Dari sisi sistematika dan cara yang paling penting adalah seharusnya program deradikalilasi ini tidak hanya dilakukan secara lisan, sporadik, temporer, seperti para ulama memberikan pengajian atau caramah. Karena cara ini tidak akan efektifitas dan efisien atau sulit diukur. Metode lisan dalam bentuk diskusi atau dialog seharusnya dilengkapi dengan materi tertulis yang sistematis misalnya dalam bentuk modul sebagai bahan sosialisi yang sistematis dan nantinya bisa diukur. Dalam kaitan dengan aktor, yang paling penting adalah bagaimana para ulama NU ini bisa disambut, diterima, syukur-syukur dipercaya oleh para aktivis radikal yang akan menjadi target program deradikalisasi. Melibatkan ulama NU untuk melakukan program deradikalisasi tidak ada salahnya. Namun demikian, perlu juga diingat, bahwa NU dengan pemikiran yang toleran, moderat,plural selama ini bisa jadi sudah dipersepsikan oleh aktivis radikal sebagai orang lain (minhum) atau bahkan musuh,bukan ikhwan (minna). Tantangannya adalah bagaimana ulama tersbut mampu menunjukkan sikap yang simpatik dan empatik, sekalipun akan menyampaikan pemikiran yang berbeda, bukan sikap yang offensif dan bermusuhan.

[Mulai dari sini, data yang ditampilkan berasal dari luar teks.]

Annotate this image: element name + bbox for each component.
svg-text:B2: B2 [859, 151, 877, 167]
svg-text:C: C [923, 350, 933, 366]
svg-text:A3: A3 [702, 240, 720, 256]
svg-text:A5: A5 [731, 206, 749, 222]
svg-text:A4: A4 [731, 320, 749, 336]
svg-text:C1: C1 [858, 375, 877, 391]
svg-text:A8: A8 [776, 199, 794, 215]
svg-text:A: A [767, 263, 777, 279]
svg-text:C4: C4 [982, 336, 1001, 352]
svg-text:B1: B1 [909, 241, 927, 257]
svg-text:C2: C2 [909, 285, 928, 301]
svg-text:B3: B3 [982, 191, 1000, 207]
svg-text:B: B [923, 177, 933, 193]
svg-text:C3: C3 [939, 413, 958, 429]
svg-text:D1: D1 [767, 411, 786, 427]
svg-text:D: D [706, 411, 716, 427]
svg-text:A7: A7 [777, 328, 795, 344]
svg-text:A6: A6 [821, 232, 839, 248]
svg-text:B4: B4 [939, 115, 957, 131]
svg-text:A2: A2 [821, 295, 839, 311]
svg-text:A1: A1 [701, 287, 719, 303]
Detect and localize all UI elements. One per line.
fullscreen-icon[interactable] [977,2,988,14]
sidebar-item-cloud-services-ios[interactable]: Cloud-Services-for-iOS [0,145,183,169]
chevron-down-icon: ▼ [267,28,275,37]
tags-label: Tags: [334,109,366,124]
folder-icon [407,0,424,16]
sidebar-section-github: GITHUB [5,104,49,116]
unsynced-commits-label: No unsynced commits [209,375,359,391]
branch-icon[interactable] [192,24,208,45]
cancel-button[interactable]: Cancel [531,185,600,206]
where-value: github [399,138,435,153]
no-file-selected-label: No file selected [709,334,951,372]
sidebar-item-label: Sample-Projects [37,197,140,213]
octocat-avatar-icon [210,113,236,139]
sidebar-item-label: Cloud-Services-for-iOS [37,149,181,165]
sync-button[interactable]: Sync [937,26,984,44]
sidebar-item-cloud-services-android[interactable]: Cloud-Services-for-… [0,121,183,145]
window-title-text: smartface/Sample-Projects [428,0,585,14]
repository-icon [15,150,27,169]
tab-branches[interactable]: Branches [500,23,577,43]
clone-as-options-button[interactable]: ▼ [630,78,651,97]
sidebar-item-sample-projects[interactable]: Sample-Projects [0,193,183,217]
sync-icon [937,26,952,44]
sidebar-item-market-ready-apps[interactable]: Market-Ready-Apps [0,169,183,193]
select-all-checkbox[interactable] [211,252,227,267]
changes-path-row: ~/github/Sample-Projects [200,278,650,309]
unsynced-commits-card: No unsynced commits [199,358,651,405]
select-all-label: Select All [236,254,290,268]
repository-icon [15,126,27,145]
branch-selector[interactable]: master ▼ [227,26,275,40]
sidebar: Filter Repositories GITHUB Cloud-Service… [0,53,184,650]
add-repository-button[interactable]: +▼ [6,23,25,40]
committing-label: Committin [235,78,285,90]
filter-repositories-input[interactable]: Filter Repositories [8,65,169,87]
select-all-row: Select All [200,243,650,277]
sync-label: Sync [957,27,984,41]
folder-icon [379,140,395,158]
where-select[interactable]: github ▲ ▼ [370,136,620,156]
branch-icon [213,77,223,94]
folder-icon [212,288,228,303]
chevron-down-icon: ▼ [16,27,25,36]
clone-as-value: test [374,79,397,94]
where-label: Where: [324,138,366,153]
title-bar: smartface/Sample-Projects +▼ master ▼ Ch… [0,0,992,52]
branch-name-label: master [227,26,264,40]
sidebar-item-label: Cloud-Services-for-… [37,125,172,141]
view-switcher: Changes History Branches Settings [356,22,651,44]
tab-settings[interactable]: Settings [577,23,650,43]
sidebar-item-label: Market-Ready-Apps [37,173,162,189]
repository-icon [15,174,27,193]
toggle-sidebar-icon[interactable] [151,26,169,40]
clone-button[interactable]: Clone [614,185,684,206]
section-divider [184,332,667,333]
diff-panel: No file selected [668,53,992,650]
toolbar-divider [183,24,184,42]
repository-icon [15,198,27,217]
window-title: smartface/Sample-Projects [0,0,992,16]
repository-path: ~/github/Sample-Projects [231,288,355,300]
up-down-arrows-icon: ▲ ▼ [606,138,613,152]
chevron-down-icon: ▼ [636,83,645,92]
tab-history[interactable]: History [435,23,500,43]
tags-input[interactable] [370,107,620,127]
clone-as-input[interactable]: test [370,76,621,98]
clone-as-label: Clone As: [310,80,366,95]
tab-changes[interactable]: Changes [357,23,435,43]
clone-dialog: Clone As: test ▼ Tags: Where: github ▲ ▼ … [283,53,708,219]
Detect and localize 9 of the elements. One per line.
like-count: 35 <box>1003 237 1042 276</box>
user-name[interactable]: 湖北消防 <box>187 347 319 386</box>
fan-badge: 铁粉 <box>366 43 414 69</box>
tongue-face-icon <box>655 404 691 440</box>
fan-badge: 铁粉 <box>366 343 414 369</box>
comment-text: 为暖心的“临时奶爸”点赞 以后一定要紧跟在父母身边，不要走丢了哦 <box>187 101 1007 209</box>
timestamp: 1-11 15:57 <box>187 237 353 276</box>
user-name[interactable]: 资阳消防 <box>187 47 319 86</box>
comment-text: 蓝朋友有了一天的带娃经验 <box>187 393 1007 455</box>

Terakhir adalah menggantungkan harapan yang realistis bagi program ini. Secara ideal tujuan program ini adalah menggantikan paham radikal menjadi paham yang toleran. Perlu waktu yang lama, dan proses yang kontinyu untuk mencapai tujuan ini. Yang realistis adalah membuat sasaran antara untuk mencapai tujuan jangkan panjang itu. Jika tujuan jangka panjang itu lebih bersifat perubahan perilaku (motorik). Tujuan jangka pendek lebih bersifat kognitif, yaitu memberikan pemahaman interpretasi ajaran agama, selain yang dipercayai oleh para aktivis radikal tersebut. Sebaiknya agar tidak menimbulkan permusuhan dan antipati proses penyampainan itu dengan memberikan argumen terhadap interpretasi faham yang ingin disampaikan, tanpa terlebih dulu menyerang faham yang sedang dipercaya oleh para aktivis radikal. Jika dianalogikan dengan bisnis di supermarket, tugas para ulama yang menjalankan program deradikalisasi adalah mengiklankan produknya sendiri, bukan menjelek-jelekan produk lain. Biarkan interpretasi yang akan disampaikan secara kognitif berdampingan dengan interpretasi yang diyakini oleh para aktivis radikal, dan beri mereka kesempatan untuk melakaukan evaluasi. Karena perubahan perilaku tidak sepenuhnya ditentukan oleh kesadaran kognitif. Kalaupun akan dibuat program yang sarannya adalah menyerang, mengecam paham para aktivis radikal, harus dilakukan oleh aktor lain dan dalam forum lain. Dengan merencanakan program sosialisasi faham yang toleran secara komprehensif dengan memperhitungakan berbagai faktor tersbut diharapkan program deradikalisasi yang dicanangkan antara BNPT dan NU akan mecapai tujuan, yaitu merubah merubah pemahaman, sikap dan perilaku kekerasan para teroris dan aktivis radikal lainnya, walaupun perlu waktu yang tidak singkat.